Multiple Sclerosis (MS) is a chronic inflammatory disease characterized by autoimmune destruction of myelin and neurons in the central nervous system. Today, MS is one of the leading causes of neurological disability in young adults. Current treatments act broadly on the immune system and they are effective in controlling the inflammatory stage of disease while there are no treatments that prevent sustained neuronal loss and disease progression. Although the cause of MS remains unknown, vast epidemiological data establish MS as a complex disease influenced by genetic and environmental factors. Epigenetic mechanisms, such as DNA methylation, orchestrate activity of the genome in response to environmental cues and may provide better understanding of disease pathogenesis. One of the main challenges with studying diseases such as MS is the limited access to the target tissue - the brain. Recent progress in development of methods to survey epigenetic modifications, and from them infer genome activity, opened up possibilities to study brain tissue and mechanisms that underlie neuronal loss in MS patients.

Neuro-immune interactions in the gut - Dr. Daniel Mucida (RU)

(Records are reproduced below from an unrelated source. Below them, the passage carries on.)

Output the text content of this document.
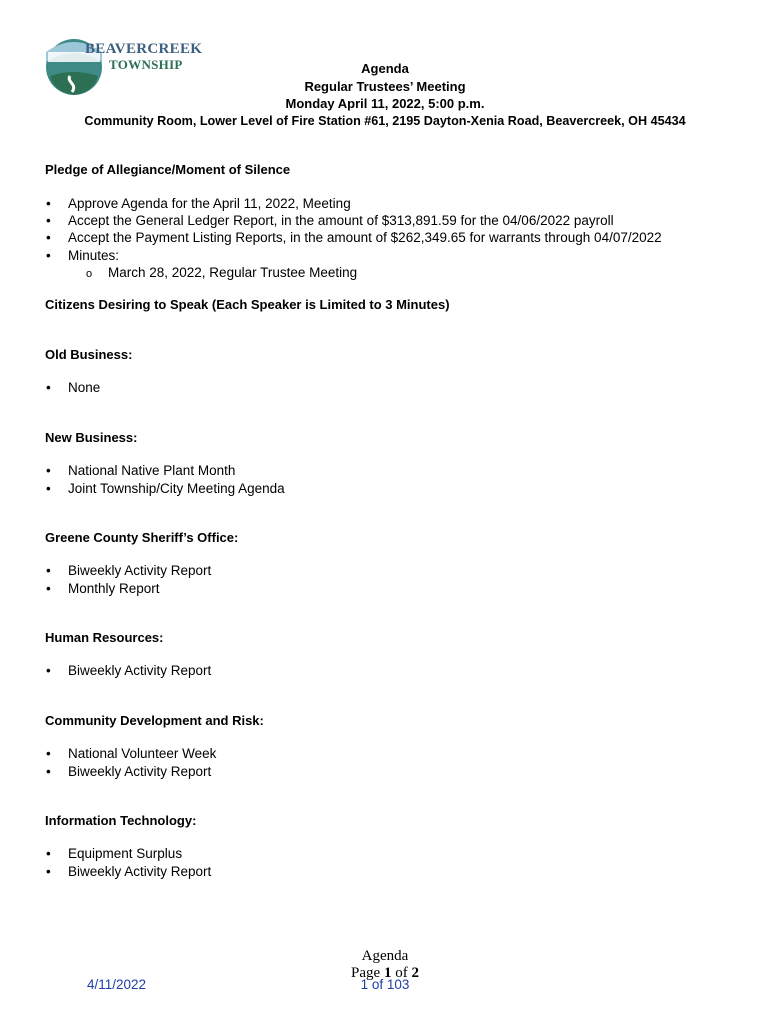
BEAVERCREEK
TOWNSHIP	Agenda
Regular Trustees’ Meeting
Monday April 11, 2022, 5:00 p.m.
Community Room, Lower Level of Fire Station #61, 2195 Dayton-Xenia Road, Beavercreek, OH 45434
Pledge of Allegiance/Moment of Silence
• Approve Agenda for the April 11, 2022, Meeting
• Accept the General Ledger Report, in the amount of $313,891.59 for the 04/06/2022 payroll
• Accept the Payment Listing Reports, in the amount of $262,349.65 for warrants through 04/07/2022
• Minutes:
o March 28, 2022, Regular Trustee Meeting
Citizens Desiring to Speak (Each Speaker is Limited to 3 Minutes)
Old Business:
• None
New Business:
• National Native Plant Month
• Joint Township/City Meeting Agenda
Greene County Sheriff’s Office:
• Biweekly Activity Report
• Monthly Report
Human Resources:
• Biweekly Activity Report
Community Development and Risk:
• National Volunteer Week
• Biweekly Activity Report
Information Technology:
• Equipment Surplus
• Biweekly Activity Report
Agenda
Page 1 of 2
4/11/2022	1 of 103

Enteric–associated neurons (EANs) are closely associated with immune cells and continuously monitor and modulate homeostatic intestinal functions, including motility. Bidirectional interactions between immune and neuronal cells are altered during disease processes such as neurodegeneration or irritable bowel syndrome. We investigated how infection-induced inflammation affects intrinsic EANs and the role of intestinal muscularis macrophages (MMs) in this process. Using murine model of bacterial infection, we observed long-term gastrointestinal symptoms including reduced motility and subtype-specific neuronal loss. Neuronal-specific translational–profiling uncovered a caspase 11–dependent EAN cell–death mechanism induced by enteric infections. MMs responded to luminal infection by upregulating a neuroprotective program; gain– and loss–of-function experiments indicated that b2-adrenergic receptor (β2-AR) signaling in MMs mediates neuronal protection during infection via an arginase 1-polyamine axis. Our results identify a mechanism of neuronal cell death post–infection and point to a role for tissue–resident MMs in limiting neuronal damage.